Books, and especially old artbooks, are very appealing and I find it hugely enjoyable just wandering among the stalls picking out copies and flicking through them – the Grayson Perry limited edition catalogue; the first edition of Burroughs Naked Lunch; the Roland Penrose Scrapbook; Andy Warhol’s A to B and Back Again – all signed by the artists, all quite expensive and all somewhat desirable.  But it’s not just art books here, there are illustrated books with beautiful pictures covering every conceivable subject from the ruins of ancient Egypt to the plants of outback Australia and from 1930s fashion to diseases of the skin.  There’s books on Latin ephemera, military history, British topography, natural history, maps and manuscripts, science and technology, sports and games, astronomy and astrology, and everything else under the sun.

By the time I manage to extricate myself form this bibliophiliac cornucopia I feel quite exhausted but perk up a bit walking down the Kings Road.  I’m not sure that this is still the trendy thoroughfare it once was although I do notice one smart dude scooting along on one of those so-called hoverboards, which I suppose is a bit trendy.  Naturally, he’s transfixed, gazing into his mobile phone, and not looking where he’s going but, to the great disappointment of everyone (well, me at least) he doesn’t bump into anything or fall off but just glides very smoothly along.  Pity.  Mind you, this chap’s probably the kind of smart young trendsetter who reads blogs all the time and instead of being rude and mocking him, I should really be trying to pander to his tastes and cultivate his friendship.  I can see that this might well be difficult.

Ahead looms the Saatchi Gallery but I deliberately walk by, continuing my boycott of the place.
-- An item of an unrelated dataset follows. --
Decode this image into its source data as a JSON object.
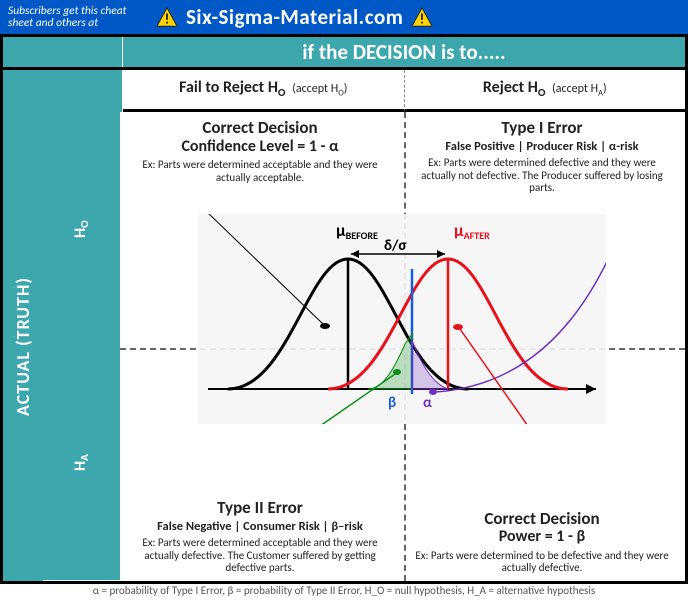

I was never a fan of Mrs Thatcher and Saatchi’s PR company played a large part in getting her elected and re-elected and re-elected again.  But more than that, Saatchi exemplified all that went wrong in the artworld in the late ‘80s and…oh well, there’s not enough space to go into all that here.  If you’re really interested you’ll just have to wait till my artworld memoir gets published and the guilty men are blamed, named and shamed.